Viewers have read-only access to [x]PM’s monitoring capabilities – perfect for onboarding new users to [x]PM without disrupting existing workflows.

For more detailed information, visit our documentation page and log in.

Role-based access control (RBAC) vs attribute-based access control (ABAC)

When architecting access control for [x]PM, we evaluated existing industry-wide access control standards. The two frameworks we focused on were (1) Role-based Access Control (RBAC) and (2) Attribute-based Access Control (ABAC).

With RBAC, roles are created and sets of permissions for resources are assigned to each role, and users are granted one or more roles to receive access to these resources. For example, you can have a user that has the role “Member” which maps to a set of permissions like creating alerts, editing dashboards, etc. On the other hand, ABAC gives access to resources via attribute-based policies. ABAC policies are rules that evaluate access based on four sets of attributes including: subject attributes, resource attributes, action attributes, and environment attributes. For example, you could have a policy like “all users in engineering in San Francisco should have edit access to all dashboards.” Here, the subject attributes are {“group”: “engineering”, “region”: “San Francisco”}, the action attribute is {“action”: “edit”}, and the resource attribute is {“type”: “dashboard”}.

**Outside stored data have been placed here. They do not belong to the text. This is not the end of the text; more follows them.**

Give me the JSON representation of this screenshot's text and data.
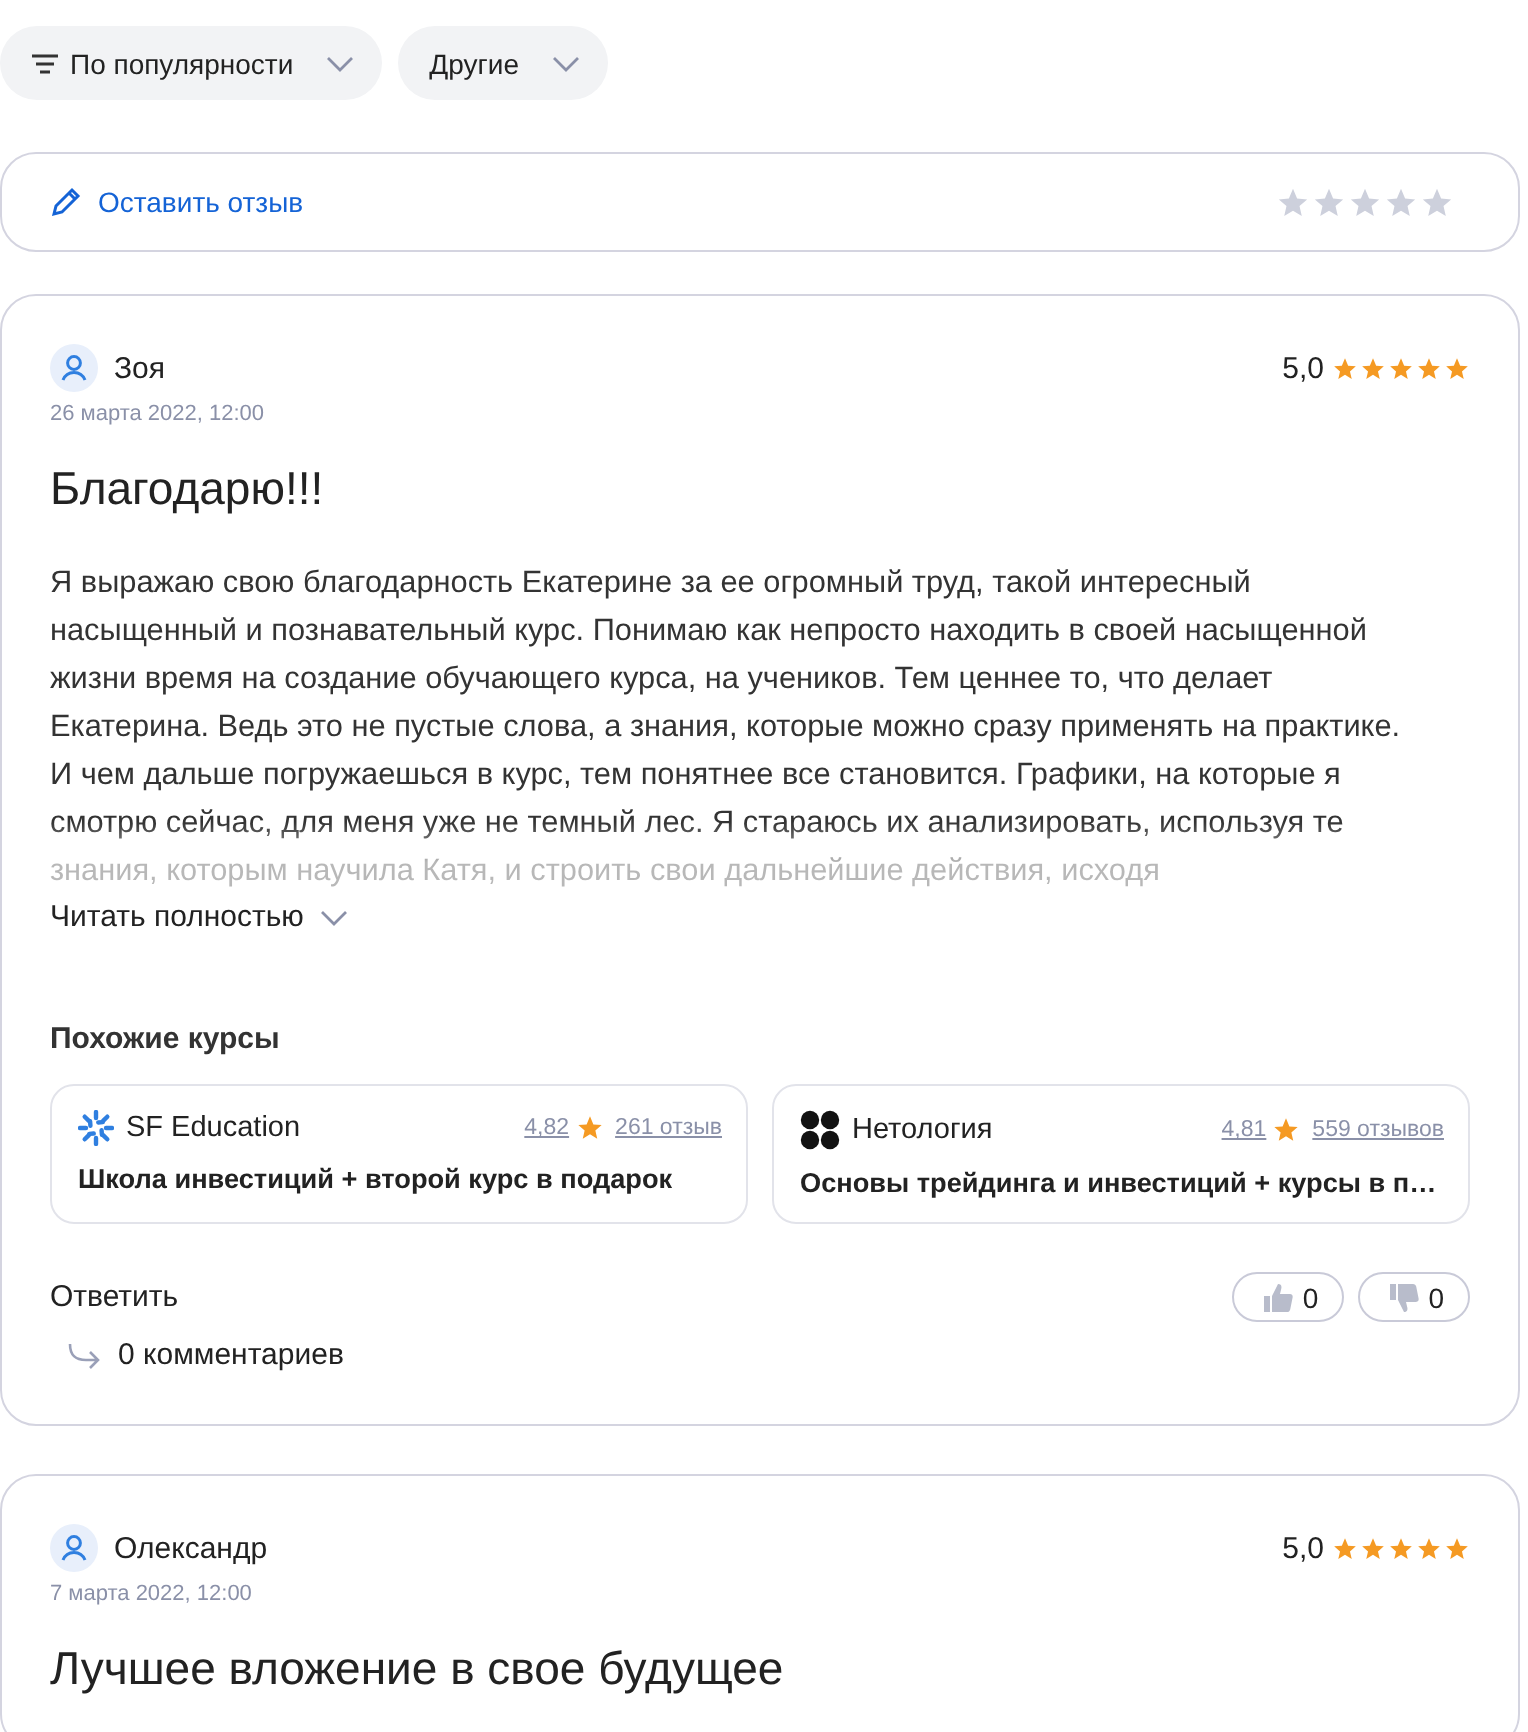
{
  "filters": [
    {
      "label": "По популярности",
      "kind": "sort"
    },
    {
      "label": "Другие",
      "kind": "plain"
    }
  ],
  "leave_review": {
    "label": "Оставить отзыв",
    "stars": 0
  },
  "reviews": [
    {
      "author": "Зоя",
      "date": "26 марта 2022, 12:00",
      "rating": "5,0",
      "stars": 5,
      "title": "Благодарю!!!",
      "text": "Я выражаю свою благодарность Екатерине за ее огромный труд, такой интересный насыщенный и познавательный курс. Понимаю как непросто находить в своей насыщенной жизни время на создание обучающего курса, на учеников. Тем ценнее то, что делает Екатерина. Ведь это не пустые слова, а знания, которые можно сразу применять на практике. И чем дальше погружаешься в курс, тем понятнее все становится. Графики, на которые я смотрю сейчас, для меня уже не темный лес. Я стараюсь их анализировать, используя те знания, которым научила Катя, и строить свои дальнейшие действия, исходя",
      "read_more": "Читать полностью",
      "similar_title": "Похожие курсы",
      "similar": [
        {
          "school": "SF Education",
          "kind": "sf",
          "rating": "4,82",
          "reviews": "261 отзыв",
          "course": "Школа инвестиций + второй курс в подарок"
        },
        {
          "school": "Нетология",
          "kind": "netology",
          "rating": "4,81",
          "reviews": "559 отзывов",
          "course": "Основы трейдинга и инвестиций + курсы в п…"
        }
      ],
      "reply": "Ответить",
      "likes": "0",
      "dislikes": "0",
      "comments": "0 комментариев"
    },
    {
      "author": "Олександр",
      "date": "7 марта 2022, 12:00",
      "rating": "5,0",
      "stars": 5,
      "title": "Лучшее вложение в свое будущее"
    }
  ]
}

We decided RBAC was a better fit for [x]PM for the following reasons. First, the primary advantage of ABAC is the ability to support extremely fine-grained permissioning, which is overkill in our product as we have no need to control access based on specific user resources (e.g. Only employees in the HR Department who are located in New York can access this dashboard). In addition, ABAC makes it extremely difficult, if not impossible, to determine the permissions available for a particular user. Whereas with RBAC, it’s much easier to audit the set of users that have access to a given permission, and the list of permissions granted to a particular user. There is also less overall complexity with RBAC, because roles can be described by their names and are easier to visualize than policies. Lastly, the performance of authorization queries is better with RBAC, assuming the number of roles remains reasonable, because we don’t have to look up data required for a specified policy from multiple sources.

The major risk we found with RBAC was potential “role explosion”, which occurs when a huge number of roles are created to accomplish fine-grained authorization, resulting in slow lookup times and higher overall complexity. This risk is mitigated in our case, because currently our product only requires coarser-grained access control. In the end, the benefit of increased granularity provided by ABAC didn’t outweigh the cost of its increased complexity.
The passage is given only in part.